Jaga Anak-anak Kita, Lelaki atau Perempuan Sama-Sama Rawan

JAKARTA – Fenomena kejahatan seksual yang menimpa kelompok anak belakangan ini membuat orang tua harus lebih waspada kepada buah hati masing-masing. Sebab ancaman predator anak tidak pernah memilih korban. Anak laki-laki atau perempuan sama-sama rawan menjadi korban kejahatan sang predator.

Berdasar catatan Komisi Perlindungan Anak Indonesia (KPAI), 28 persen korban adalah anak laki-laki. Anggota KPAI Susianah Affandy menjelaskan, dalam beberapa kasus, pelaku kejahatan seksual memandang lebih aman menjadikan anak laki-laki sebagai korban.

“Karena orang tidak akan curiga laki-laki sama laki-laki. Apalagi bila ada faktor kedekatan dengan pelaku. Selain itu, tidak ada risiko hamil,” jelasnya kemarin (21/1).

 

Berdasar data pengaduan di KPAI, tahun lalu tercatat 168 kasus kekerasan seksual pada anak. Ada 48 anak yang menjadi korban kasus tersebut.

Kedekatan pelaku dengan korban menjadi hal yang harus diwaspadai anak dan orang tua. Susianah menuturkan, banyak contoh kasus yang menunjukkan bahwa pelaku adalah orang yang sehari-hari dekat dengan si anak. Bukan hanya orang yang punya hubungan keluarga, tapi bisa juga guru. Misalnya kasus pencabulan di Tangerang yang menimpa 41 anak. Pencabulan itu dilakukan oleh seorang guru SD.

“Biasanya karena anak menggantungkan hidupnya kepada pelaku,” imbuh perempuan yang juga ketua Bidang Sosial, Kesehatan, dan Kesejahteraan Keluarga (Soskeskel) Kowani itu.

Susianah mengungkapkan, salah satu cara terbaik untuk melindungi anak dari kekerasan seksual adalah memberikan pengertian yang jelas kepada anak bahwa alat kelamin sangat privat. Tidak boleh sembarangan disentuh orang lain. “Yang boleh menyentuh adalah dia dan ibunya sendiri. Kalau ada orang lain yang menyentuh, harus lapor segera,” ujar dia.

Namun, tidak cukup mudah mengungkap kasus tersebut.
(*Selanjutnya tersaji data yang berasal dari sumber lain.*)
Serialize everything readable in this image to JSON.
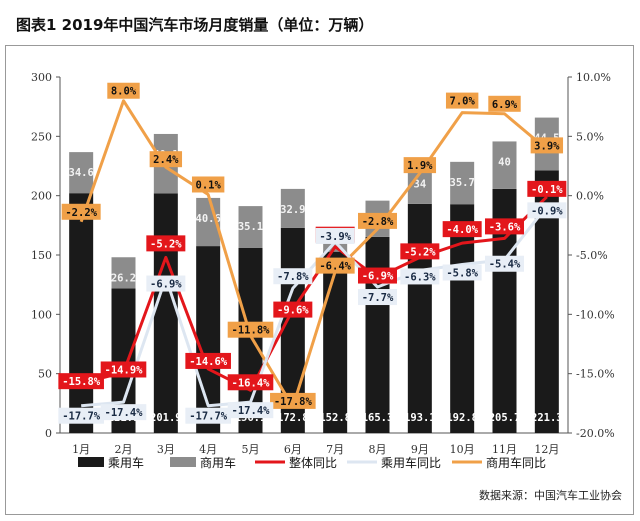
{
  "title": "图表1  2019年中国汽车市场月度销量（单位：万辆）",
  "source": "数据来源：中国汽车工业协会",
  "colors": {
    "passenger_bar": "#1a1a1a",
    "commercial_bar": "#8c8c8c",
    "total_yoy": "#e3161b",
    "passenger_yoy": "#dde6f1",
    "commercial_yoy": "#f0a048"
  },
  "chart_data": {
    "type": "bar",
    "categories": [
      "1月",
      "2月",
      "3月",
      "4月",
      "5月",
      "6月",
      "7月",
      "8月",
      "9月",
      "10月",
      "11月",
      "12月"
    ],
    "ylim": [
      0,
      300
    ],
    "yticks": [
      "0",
      "50",
      "100",
      "150",
      "200",
      "250",
      "300"
    ],
    "y2lim": [
      -20,
      10
    ],
    "y2ticks": [
      "-20.0%",
      "-15.0%",
      "-10.0%",
      "-5.0%",
      "0.0%",
      "5.0%",
      "10.0%"
    ],
    "bar_series": [
      {
        "name": "乘用车",
        "values": [
          202.1,
          121.9,
          201.9,
          157.5,
          156.1,
          172.8,
          152.8,
          165.3,
          193.1,
          192.8,
          205.7,
          221.3
        ],
        "labels": [
          "202.1",
          "121.9",
          "201.9",
          "157.5",
          "156.1",
          "172.8",
          "152.8",
          "165.3",
          "193.1",
          "192.8",
          "205.7",
          "221.3"
        ]
      },
      {
        "name": "商用车",
        "values": [
          34.6,
          26.2,
          50.1,
          40.6,
          35.1,
          32.9,
          11.0,
          30.5,
          34.0,
          35.7,
          40.0,
          44.5
        ],
        "labels": [
          "34.6",
          "26.2",
          "50.1",
          "40.6",
          "35.1",
          "32.9",
          "",
          "30.5",
          "34",
          "35.7",
          "40",
          "44.5"
        ]
      }
    ],
    "line_series": [
      {
        "name": "整体同比",
        "values": [
          -15.8,
          -14.9,
          -5.2,
          -14.6,
          -16.4,
          -9.6,
          -4.3,
          -6.9,
          -5.2,
          -4.0,
          -3.6,
          -0.1
        ],
        "labels": [
          "-15.8%",
          "-14.9%",
          "-5.2%",
          "-14.6%",
          "-16.4%",
          "-9.6%",
          "-4.3%",
          "-6.9%",
          "-5.2%",
          "-4.0%",
          "-3.6%",
          "-0.1%"
        ]
      },
      {
        "name": "乘用车同比",
        "values": [
          -17.7,
          -17.4,
          -6.9,
          -17.7,
          -17.4,
          -7.8,
          -3.9,
          -7.7,
          -6.3,
          -5.8,
          -5.4,
          -0.9
        ],
        "labels": [
          "-17.7%",
          "-17.4%",
          "-6.9%",
          "-17.7%",
          "-17.4%",
          "-7.8%",
          "-3.9%",
          "-7.7%",
          "-6.3%",
          "-5.8%",
          "-5.4%",
          "-0.9%"
        ]
      },
      {
        "name": "商用车同比",
        "values": [
          -2.2,
          8.0,
          2.4,
          0.1,
          -11.8,
          -17.8,
          -6.4,
          -2.8,
          1.9,
          7.0,
          6.9,
          3.9
        ],
        "labels": [
          "-2.2%",
          "8.0%",
          "2.4%",
          "0.1%",
          "-11.8%",
          "-17.8%",
          "-6.4%",
          "-2.8%",
          "1.9%",
          "7.0%",
          "6.9%",
          "3.9%"
        ]
      }
    ],
    "legend": [
      "乘用车",
      "商用车",
      "整体同比",
      "乘用车同比",
      "商用车同比"
    ],
    "legend_position": "bottom"
  }
}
Sebab, kendalanya bukan sekadar ancaman dari pelaku. Mereka juga menggunakan bahasa-bahasa simbol atau kiasan yang tidak mudah dimengerti orang pada umumnya. “Anak tak memahami bahasa verbal. Misalnya, (pelaku menyuruh, Red) kalau ditanya orang tua bilang aja main kuda-kudaan,” tambah dia.

Psikolog Adityana Kasandra Putranto menuturkan, kasus kekerasan seksual terhadap anak sebenarnya sudah lama terjadi. Dia mencatat, sejak kasus Babe pada 1992 sampai Emon di Sukabumi, hingga sekarang belum ada tindakan nyata yang solutif untuk menyelesaikan masalah tersebut.

“Semakin ke sini, angka kekerasan justru meningkat, tidak hanya karena fenomena gunung es, tetapi juga karena akses pelaporan yang semakin baik,” ujar dia. Walaupun dari sisi hukum sudah ada perbaikan, dari sisi faktor penyebab dan pemicu tidak cukup dilakukan intervensi.

Dia mengungkapkan, perilaku menyimpang yang berupa kekerasan seksual terhadap anak terbentuk karena beberapa faktor. Terutama terkait dengan fungsi neuropsikologi. Umumnya terkait dengan trauma masa kecil, yakni pernah mengalami hal yang sama.